Some days I love blogging, others, I wonder if it’s worth the hassle. Set the scene.
I’m sat on the floor in my childs room, surrounded by three days worth of abandoned clothes. There is unopened boxes in one corner, filled to the brim with baby bits I probably don’t need and may not ever use. Empty boxes are discarded in another, not yet thrown out. Harrison is propped between my legs, sitting unaided and completely unaware that I am entirely distracted. He’s happy enough playing with his singing pot, but I’m not really there. I’m distracted from him, thinking about the blog I started because of him. I’ve got four posts to write at some point that day, and I’m trying to work out how I’ll manage three outfit changes on a four moth old, managed miraculously around the nap time we both desperately need.

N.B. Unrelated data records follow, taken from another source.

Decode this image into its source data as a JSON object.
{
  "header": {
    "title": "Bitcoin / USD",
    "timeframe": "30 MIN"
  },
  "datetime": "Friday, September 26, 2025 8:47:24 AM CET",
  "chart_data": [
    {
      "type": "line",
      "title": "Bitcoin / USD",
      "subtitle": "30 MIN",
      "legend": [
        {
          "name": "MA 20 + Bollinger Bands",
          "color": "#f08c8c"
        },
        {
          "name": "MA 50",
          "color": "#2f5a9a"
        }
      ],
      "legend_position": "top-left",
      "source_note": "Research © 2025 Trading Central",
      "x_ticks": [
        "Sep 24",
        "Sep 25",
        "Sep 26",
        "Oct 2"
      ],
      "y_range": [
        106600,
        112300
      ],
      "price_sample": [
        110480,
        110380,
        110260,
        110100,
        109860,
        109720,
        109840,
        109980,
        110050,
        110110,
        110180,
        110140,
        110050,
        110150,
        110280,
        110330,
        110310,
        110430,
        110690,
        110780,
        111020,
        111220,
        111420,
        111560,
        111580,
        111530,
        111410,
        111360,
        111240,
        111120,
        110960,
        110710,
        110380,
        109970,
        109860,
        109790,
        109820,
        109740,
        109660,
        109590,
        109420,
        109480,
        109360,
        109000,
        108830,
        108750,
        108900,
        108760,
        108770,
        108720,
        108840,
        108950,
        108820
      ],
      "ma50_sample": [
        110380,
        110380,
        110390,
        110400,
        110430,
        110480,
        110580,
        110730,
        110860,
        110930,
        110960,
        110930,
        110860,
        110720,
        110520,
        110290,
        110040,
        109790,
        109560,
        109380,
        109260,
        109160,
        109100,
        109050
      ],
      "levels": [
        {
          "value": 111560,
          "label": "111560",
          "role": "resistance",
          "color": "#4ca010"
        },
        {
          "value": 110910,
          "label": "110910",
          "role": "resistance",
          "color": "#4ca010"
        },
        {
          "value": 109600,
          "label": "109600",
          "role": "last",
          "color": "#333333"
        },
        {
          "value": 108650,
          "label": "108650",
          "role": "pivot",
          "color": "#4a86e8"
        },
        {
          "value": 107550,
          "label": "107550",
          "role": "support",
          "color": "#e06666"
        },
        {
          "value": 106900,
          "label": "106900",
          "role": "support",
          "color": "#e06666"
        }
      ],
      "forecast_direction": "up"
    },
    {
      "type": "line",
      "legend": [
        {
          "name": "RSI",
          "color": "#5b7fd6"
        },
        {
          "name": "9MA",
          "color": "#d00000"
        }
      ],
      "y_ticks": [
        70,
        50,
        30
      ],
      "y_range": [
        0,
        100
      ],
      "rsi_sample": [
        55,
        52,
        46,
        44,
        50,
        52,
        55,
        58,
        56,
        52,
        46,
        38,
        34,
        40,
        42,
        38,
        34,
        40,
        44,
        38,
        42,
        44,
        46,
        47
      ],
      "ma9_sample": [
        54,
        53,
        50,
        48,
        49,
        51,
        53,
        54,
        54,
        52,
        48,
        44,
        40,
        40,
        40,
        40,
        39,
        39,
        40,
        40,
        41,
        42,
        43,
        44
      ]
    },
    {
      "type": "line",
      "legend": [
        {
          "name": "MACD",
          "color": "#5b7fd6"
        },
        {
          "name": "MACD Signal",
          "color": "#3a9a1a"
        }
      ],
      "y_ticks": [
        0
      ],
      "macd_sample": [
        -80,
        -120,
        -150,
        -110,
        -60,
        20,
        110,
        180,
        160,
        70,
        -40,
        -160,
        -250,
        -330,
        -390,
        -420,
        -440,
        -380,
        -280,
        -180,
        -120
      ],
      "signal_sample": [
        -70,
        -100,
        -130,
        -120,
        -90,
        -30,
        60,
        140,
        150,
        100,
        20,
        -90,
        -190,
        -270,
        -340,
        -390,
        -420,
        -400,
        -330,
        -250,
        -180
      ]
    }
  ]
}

My son may be close to me today, but I am not 100% there. This is not what my blog was supposed to do, and not how my maternity leave was supposed to be spent.
Today was a difficult day. My baby was in the best of moods: for the first time in a while he was not overtired, he wasn’t overcome by teething, he wasn’t agitated – he was in the best of moods, and yet I was frustrated. Frustrated because I couldn’t quite manage to capture him giggling whilst keeping his hands still, frustrated because nap time coincided with the perfect time for natural day-light, frustrated because I couldn’t materialize the things that I wanted to, that I needed to. Today was difficult because I was frustrated, it was difficult because I made it difficult, and that is the saddest part of it all. I am not a ‘blogger’, I do not write for a living, and my child is not my job, but as I delve further into blogging, I’ve had tiny fleeting moments where I have forgotten this. Today was a bad day because I made turned it into one – I became preoccupied in the pressures of the workload I placed upon myself. There should be no reason for me to be stressing over deadlines, quality of work or feeling inferior. I blog for fun, to give myself something to look back on in years to come, a deterrent even, for when I decide I want a second child and have somehow managed to forget the sleepless nights.
I used to think bloggers were over-payed. Influencers with little influence. It’s easy to see that from the outside; what people see is what we portray, well put together posts, with well lit photos and smiles all around. Blogging didn’t look hard because no one made it look that way: the fact that anyone could be paid for keeping an ‘online diary’ or sharing the products that they use daily baffled me – little did I know that running a blog is all-consuming. It’s hard to write a successful one without keeping an active presence on social media, and coupling the two can lead to hours upon hours of work, which I personally never expected. If I didn’t have a child, then maybe spending hours researching, or taking pictures, or editing, or writing, or doing search engine optimization might be feasible, but if I didn’t have a child, my blog would never exist. I write for memories, not for money, and it’s time I remind myself of that. This post is not here to help anyone other than myself. I’ve lost touch with reality slightly, living in the dream world of Pinterest homes and Youtube children. I’ve became caught up in the notion of a life portrayed online; my life is not perfect and it does not need to come across that way. Today I tried to take pictures of Harrison with a new toy he was sent, a new toy which he never asked for and he didn’t want to play with – much to my dismay. He’d smile briefly before chewing his hands and ignoring the toy completely, and I kept getting frustrated, wondering how I could force a baby who was more than content to play with his fists to play with a toy we probably didn’t need in the first place, even just for a split second, so that I could capture the moment. It only highlighted what I’ve been thinking for the past few weeks, why do I even bother with this?
I’d lost any motivation to simply write what I wanted to anymore, instead becoming fixated on what was coming into my inbox. I’d taken pride in writing posts that were honest, yet continued to produce reviews on items I would never have spent my own money on. I’ve filled my days with pressure to produce content after content, but for what? £80 for writing a post about maintaining your car tyres is not worth the stress it gives me trying to write the bloody post. Other bloggers can post daily and create content that they are proud of without getting stressed, and I am envious of those individuals, as I am simply not one of them. Trying to write the best blog about my child prevented me from enjoying the time with my child, and I won’t let that happen again. Maternity leave is fleeting – whether I choose to return to my previous job or I go in the direction of Social Media Marketing, I’ll be losing a lot of time with my child – and at that point I’ll wish I’d put the camera down and just enjoyed the giggles for what they were. At this point, continuing my blog isn’t worth it.